Au xviie siècle, les Quakers anglais, qui n’admettent pas de prêtres, pas de guerres, étaient fouettés et emprisonnés en Angleterre, parce qu’ils différaient de la croyance générale. En Amérique, ces mêmes Quakers, apôtres de la paix, étaient persécutés par les Puritains qui avaient fui l’Angleterre afin de pouvoir adorer leur Dieu à leur guise. Ces Puritains brûlaient des sorcières. En Suisse même on a brûlé des sorciers jusqu’à la fin du xviiie siècle, ce sont les idées semées par les sceptiques français qui ont mis fin à ces atrocités.
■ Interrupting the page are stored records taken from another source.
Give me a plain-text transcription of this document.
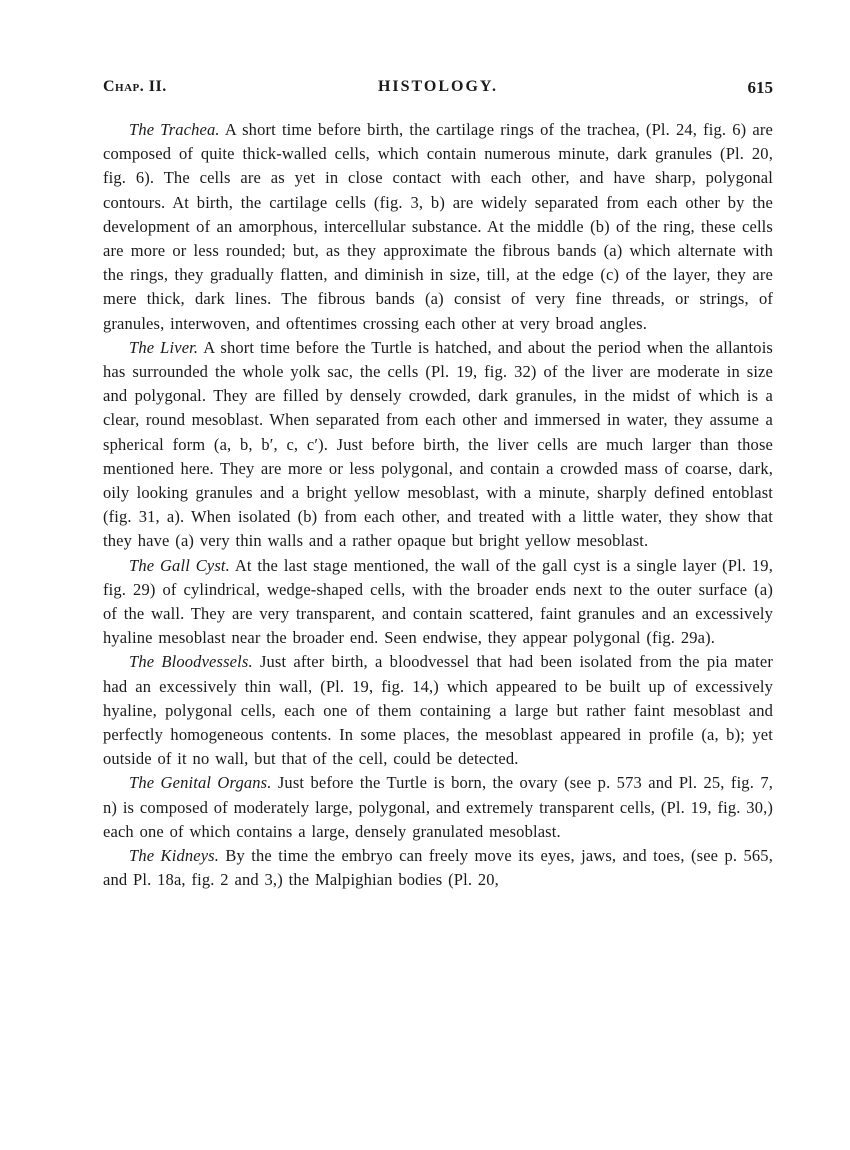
Chap. II.	HISTOLOGY.	615

The Trachea. A short time before birth, the cartilage rings of the trachea, (Pl. 24, fig. 6) are composed of quite thick-walled cells, which contain numerous minute, dark granules (Pl. 20, fig. 6). The cells are as yet in close contact with each other, and have sharp, polygonal contours. At birth, the cartilage cells (fig. 3, b) are widely separated from each other by the development of an amorphous, intercellular substance. At the middle (b) of the ring, these cells are more or less rounded; but, as they approximate the fibrous bands (a) which alternate with the rings, they gradually flatten, and diminish in size, till, at the edge (c) of the layer, they are mere thick, dark lines. The fibrous bands (a) consist of very fine threads, or strings, of granules, interwoven, and oftentimes crossing each other at very broad angles.

The Liver. A short time before the Turtle is hatched, and about the period when the allantois has surrounded the whole yolk sac, the cells (Pl. 19, fig. 32) of the liver are moderate in size and polygonal. They are filled by densely crowded, dark granules, in the midst of which is a clear, round mesoblast. When separated from each other and immersed in water, they assume a spherical form (a, b, b′, c, c′). Just before birth, the liver cells are much larger than those mentioned here. They are more or less polygonal, and contain a crowded mass of coarse, dark, oily looking granules and a bright yellow mesoblast, with a minute, sharply defined entoblast (fig. 31, a). When isolated (b) from each other, and treated with a little water, they show that they have (a) very thin walls and a rather opaque but bright yellow mesoblast.

The Gall Cyst. At the last stage mentioned, the wall of the gall cyst is a single layer (Pl. 19, fig. 29) of cylindrical, wedge-shaped cells, with the broader ends next to the outer surface (a) of the wall. They are very transparent, and contain scattered, faint granules and an excessively hyaline mesoblast near the broader end. Seen endwise, they appear polygonal (fig. 29a).

The Bloodvessels. Just after birth, a bloodvessel that had been isolated from the pia mater had an excessively thin wall, (Pl. 19, fig. 14,) which appeared to be built up of excessively hyaline, polygonal cells, each one of them containing a large but rather faint mesoblast and perfectly homogeneous contents. In some places, the mesoblast appeared in profile (a, b); yet outside of it no wall, but that of the cell, could be detected.

The Genital Organs. Just before the Turtle is born, the ovary (see p. 573 and Pl. 25, fig. 7, n) is composed of moderately large, polygonal, and extremely transparent cells, (Pl. 19, fig. 30,) each one of which contains a large, densely granulated mesoblast.

The Kidneys. By the time the embryo can freely move its eyes, jaws, and toes, (see p. 565, and Pl. 18a, fig. 2 and 3,) the Malpighian bodies (Pl. 20,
Le célèbre savant anglais Huxley a écrit : « La croyance à la possession par l’esprit mauvais, à la sorcellerie, a amené aux xve, suédoise et xviie siècle la persécution, par les chrétiens, d’innocents hommes, femmes et enfants, persécutions, tortures plus générales, plus cruelles, plus meurtrières que ne furent les persécutions des chrétiens par les païens durant les premiers siècles du christianisme. »

Il ne faut pas oublier que les persécutions exercées par les Romains avaient leur origine dans la politique, les chrétiens refusant de reconnaître le gouvernement romain ; ils attendaient le retour immédiat du Messie, qui devait les sauver tous en détruisant l’empire romain.
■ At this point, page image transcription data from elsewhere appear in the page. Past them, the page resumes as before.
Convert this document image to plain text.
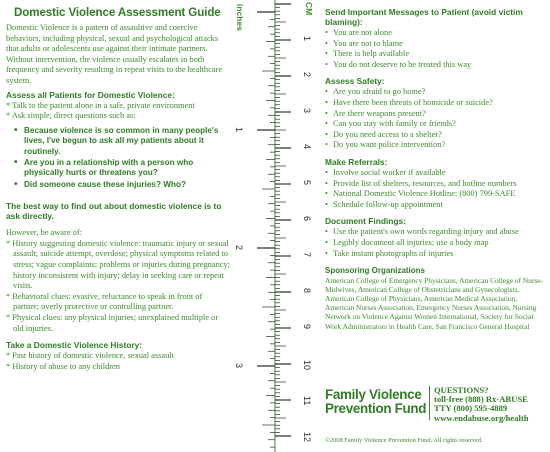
Domestic Violence Assessment Guide

Domestic Violence is a pattern of assaultive and coercive behaviors, including physical, sexual and psychological attacks that adults or adolescents use against their intimate partners. Without intervention, the violence usually escalates in both frequency and severity resulting in repeat visits to the healthcare system.

Assess all Patients for Domestic Violence:
* Talk to the patient alone in a safe, private environment
* Ask simple, direct questions such as:
• Because violence is so common in many people's lives, I've begun to ask all my patients about it routinely.
• Are you in a relationship with a person who physically hurts or threatens you?
• Did someone cause these injuries? Who?
The best way to find out about domestic violence is to ask directly.

However, be aware of:

* History suggesting domestic violence: traumatic injury or sexual assault; suicide attempt, overdose; physical symptoms related to stress; vague complaints; problems or injuries during pregnancy; history inconsistent with injury; delay in seeking care or repeat visits.
* Behavioral clues: evasive, reluctance to speak in front of partner; overly protective or controlling partner.
* Physical clues: any physical injuries; unexplained multiple or old injuries.
Take a Domestic Violence History:
* Past history of domestic violence, sexual assault
* History of abuse to any children
inches	CM
1
2
3
1
2
3
4
5
6
7
8
9
10
11
12
Send Important Messages to Patient (avoid victim blaming):
• You are not alone
• You are not to blame
• There is help available
• You do not deserve to be treated this way
Assess Safety:
• Are you afraid to go home?
• Have there been threats of homicide or suicide?
• Are there weapons present?
• Can you stay with family or friends?
• Do you need access to a shelter?
• Do you want police intervention?
Make Referrals:
• Involve social worker if available
• Provide list of shelters, resources, and hotline numbers
• National Domestic Violence Hotline: (800) 799-SAFE
• Schedule follow-up appointment
Document Findings:
• Use the patient's own words regarding injury and abuse
• Legibly document all injuries; use a body map
• Take instant photographs of injuries
Sponsoring Organizations

American College of Emergency Physicians, American College of Nurse-Midwives, American College of Obstetricians and Gynecologists, American College of Physicians, American Medical Association, American Nurses Association, Emergency Nurses Association, Nursing Network on Violence Against Women International, Society for Social Work Administrators in Health Care, San Francisco General Hospital

Family Violence Prevention Fund
QUESTIONS?
toll-free (888) Rx-ABUSE
TTY (800) 595-4889
www.endabuse.org/health
©2008 Family Violence Prevention Fund. All rights reserved.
Huxley ajoute : « Nous sommes tous, depuis notre enfance, abrutis par des histoires de diables, de sorcellerie, dans l’Ancien et le Nouveau Testament. Pour la plupart d’entre nous on ne nous enseigne rien qui puisse nous aider à observer exactement et à interpréter nos observations avec le soin nécessaire. »

Le décret de Jacques Ier d’Angleterre condamnait à mort toutes personnes invoquant les esprits malins, les consultant, les employant, etc., en général pratiquant les arts infernaux. Les inventeurs du téléphone, de la lumière électrique, des chemins de fer, de la navigation aérienne, de la T.S.F., les découvreurs des rayons Hertz et des rayons X auraient subi le martyre il y a 280 ans.
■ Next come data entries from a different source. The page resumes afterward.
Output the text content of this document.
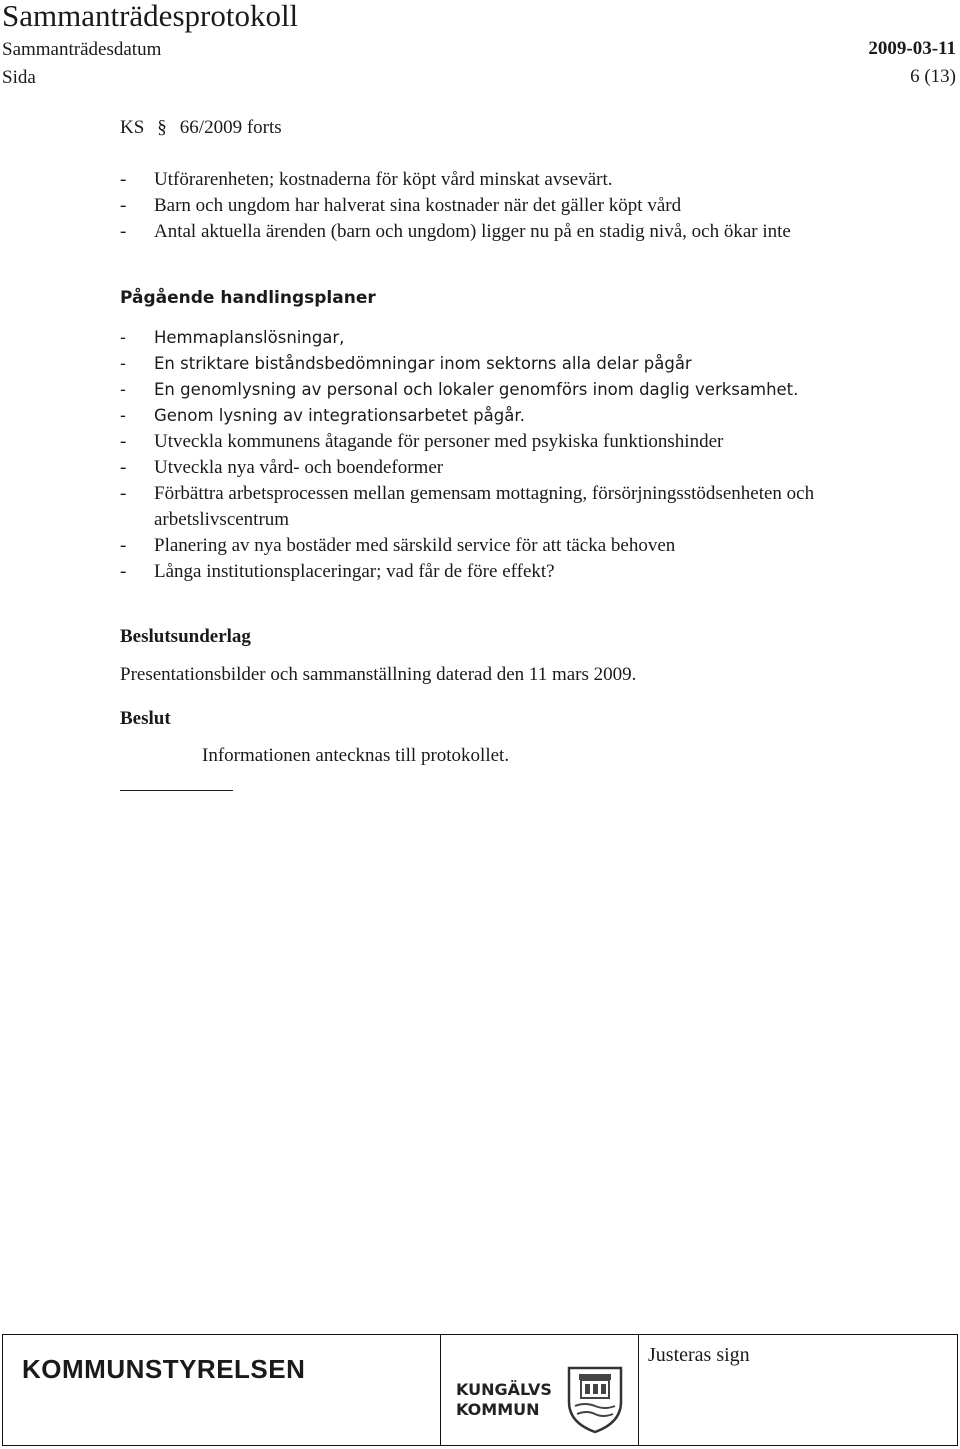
Sammanträdesprotokoll
Sammanträdesdatum	2009-03-11
Sida	6 (13)
KS § 66/2009 forts
- Utförarenheten; kostnaderna för köpt vård minskat avsevärt.
- Barn och ungdom har halverat sina kostnader när det gäller köpt vård
- Antal aktuella ärenden (barn och ungdom) ligger nu på en stadig nivå, och ökar inte
Pågående handlingsplaner
- Hemmaplanslösningar,
- En striktare biståndsbedömningar inom sektorns alla delar pågår
- En genomlysning av personal och lokaler genomförs inom daglig verksamhet.
- Genom lysning av integrationsarbetet pågår.
- Utveckla kommunens åtagande för personer med psykiska funktionshinder
- Utveckla nya vård- och boendeformer
- Förbättra arbetsprocessen mellan gemensam mottagning, försörjningsstödsenheten och arbetslivscentrum
- Planering av nya bostäder med särskild service för att täcka behoven
- Långa institutionsplaceringar; vad får de före effekt?
Beslutsunderlag
Presentationsbilder och sammanställning daterad den 11 mars 2009.
Beslut
Informationen antecknas till protokollet.
KOMMUNSTYRELSEN
KUNGÄLVS
KOMMUN
Justeras sign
« Nous pouvons déclarer, dit Bradlaugh, que l’incrédulité a guéri les pieds ensanglantés de la science et qu’elle a ouvert la route pour la marche en avant ».

Pendant des siècles les exorcismes, le fouet, les chaînes ont été les châtiments plutôt que les remèdes des maladies mentales. C’est l’incrédule Pinel qui a fait connaître les atroces traitements infligés aux malades d’alors. Les églises ne faisaient rien pour les guérisons scientifiques. Pour les croyants, les maladies étaient infligées par Dieu, et l’on se gardait bien d’appeler le médecin. Encore de nos jours les partisans de la doctrine stupide nommée « Christian Science » croient que la prière et la foi suffisent pour guérir tous les maux. Des sectaires appelés Peculiar People (drôles de gens) sont souvent emprisonnés parce qu’ils laissent mourir leurs proches, enfants ou parents, sans faire venir un médecin. Triste effet de la crédulité.

L’étude des lois de l’hygiène, l’antisepsie et l’application de la science médicale ont fait plus pour la santé du peuple que toutes les prières ; elles ont fait presque disparaître la peste et les grandes épidémies. La grippe infectieuse est venue de l’Espagne, elle s’est répandue en Suisse dans le Valais catholique par les soldats qui apportaient les germes de la maladie. Les prières n’ont rien fait pour sauver les malades. La crédulité répandait les bactéries, comme on l’a vu dans beaucoup d’endroits où les autorités ont fait fermer les églises, lieux de contamination, mais les croyants allaient assister dehors à la messe et y attrapaient la grippe, comme on l’a vu même à New-York, où les autorités avaient interdit les services religieux ; et des milliers de pauvres fous allaient invoquer une relique de sainte Anne. Là encore l’incrédulité aurait été utile.